Ловцы и сети, или Фонари зажигают в восемь - страница 43



– Вау. Это всё занимательно, – зевала Алёна, погружаясь в тёплую и уютную дрёму.

Вова говорил, наслаивая сказанное на плывущие с экрана киношные образы. Она слушала, иногда поглядывая на стекающий по стержням уменьшившихся свечей воск, капающий на медные раскалённые основания. Догорали крохотные язычки пламени, с трудом удерживая сознание в яви.

– Скоро ты заснёшь, и мы встретимся там. Помни пароль. И ещё кое-что. Вот это чудесное устройство называется фотоаппарат. Видела когда-нибудь что-нибудь подобное?

Вова показал небольшой старинный, чёрный как ночь, фотоаппарат, ловко-фокусно возникший в его руке.

– Ну надо же! – Алёна, изо всех сил паясничая, выказала лютое картинно-поддельное удивление. – Никогда не видела ничего такого!

При этом она вполне ясно отдавала себе отчёт в том, что привычная суть вещей в руках Вовы менялась, обрастая чудесной непознаваемостью для тех, у кого шестого чувства нет.

– То-то же. Я передам тебе его в твоём сне, чтобы ты могла изгнать меня из своего подсознания, когда мы со всем разберёмся.

– Хорошо. А что будет, если ты останешься там?

– Моё сознание попадёт в лимб, тело – в кому, а ты сойдёшь с ума. Шучу. Просто так проще. Осознанные сновидения не дают разуму отдохнуть. Ты проснёшься не выспавшейся и хмурой и не захочешь варить мне кофе.

– Каков хитрец! – Алёна, чуть поёжившись, набросила тонкий плед на поджатые ноги. – А я думала, что спящих нельзя фотографировать, так воруешь душу или что там…

– Из яви нельзя, а из сна, наоборот, нужно. Такая защита.

– А что потом делать с фотоаппаратом?

– Оставь его там, во сне, но запомни место. Может, с одного раза не получится разобраться и придётся повторно изгнать меня.

– Ладно. Скоро свечи догорят, и тебе нужно будет включить ночник. Вон там, на столе, пристроился котик. Это ночник, на спинке у него выключатель.

– А я думал, тут можно два раза хлопнуть в ладоши и свет загорится самостоятельно. Как в кино.

– Хлопни.

Вова хлопнул. Свет в котике не загорелся.

– Это были аплодисменты твоей доверчивости, – смеялась довольная Алёна, допив второй бокал красного.

Бутыль опустела, Ди Каприо расправился с Харди, котик на столе испускал мягкий, шелковистый свет. Всем сделалось хорошо.

– Бодрое кинцо. Нам пора приступать?

– Смотря, о чём ты, – мигнул Вова.

– О самом интересном. Начнём с осознанных сновидений, а там, кто знает, чем ещё можно заняться.

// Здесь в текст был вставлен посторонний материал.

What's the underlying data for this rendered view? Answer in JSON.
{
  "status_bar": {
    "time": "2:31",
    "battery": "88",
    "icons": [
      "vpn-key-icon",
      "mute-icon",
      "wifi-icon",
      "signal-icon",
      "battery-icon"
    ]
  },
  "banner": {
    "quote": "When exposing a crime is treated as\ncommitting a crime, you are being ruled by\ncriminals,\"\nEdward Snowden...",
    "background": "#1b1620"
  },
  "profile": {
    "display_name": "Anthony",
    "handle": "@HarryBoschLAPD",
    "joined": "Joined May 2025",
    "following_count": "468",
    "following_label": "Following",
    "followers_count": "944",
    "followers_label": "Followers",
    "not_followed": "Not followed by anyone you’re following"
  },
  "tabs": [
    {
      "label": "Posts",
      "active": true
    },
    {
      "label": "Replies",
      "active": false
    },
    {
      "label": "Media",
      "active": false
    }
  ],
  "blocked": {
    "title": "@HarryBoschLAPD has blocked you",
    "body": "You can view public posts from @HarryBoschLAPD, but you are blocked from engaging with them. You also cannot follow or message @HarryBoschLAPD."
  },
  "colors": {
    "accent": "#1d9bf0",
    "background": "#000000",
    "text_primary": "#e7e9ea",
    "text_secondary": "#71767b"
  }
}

Алёна полностью скрылась под пледом. Сухощёкая луна восходила за окном, карабкаясь по пышногрудой перине кучево-дождевых облаков и выстилая на полу украденным у солнца светом жирную полоску.

– Доброй ночи, Владимир.

– И тебе, детка. Где мы встретимся? Какое это будет место?

Вова задёрнул шторы, скрыв настойчиво влезающий в окно спутник, и зажёг палочку благовония, усадив её на специальное древесное основание.

– Ну… Наверное… Та крыша? Где… Ну ты понял.

– Понял.

– Рассказывай свои неинтересные истории, а я буду погружаться в сон.

– Хорошо, только отойду в дамскую комнату.

– Припудрить носик?

– Именно. У тебя там наверняка пакетик с кокаином припрятан в сливном бачке.

– Не, в бачке пищевая сода, чтобы копов подколоть. Кокаин в круглой баночке для зубного порошка.

– Я воспользуюсь, пожалуй.

Вернувшись, Вова шепнул:

– Детка…

Обольстительная ночь наколдовала на Алёну сны. Она, облачившись в красную шёлковую сорочку, сладко спала полуприкрытая пледом. Вова завернулся в свой спальник-кокон, разложенный поверх дивана, но застегивать его не стал и закрыл глаза. Сгущалась дрёма, приближался сон. Последний кусочек яви впорхнул в гаснущую топку сознания и немного одёрнул тело, приоткрыв глаза на мгновение.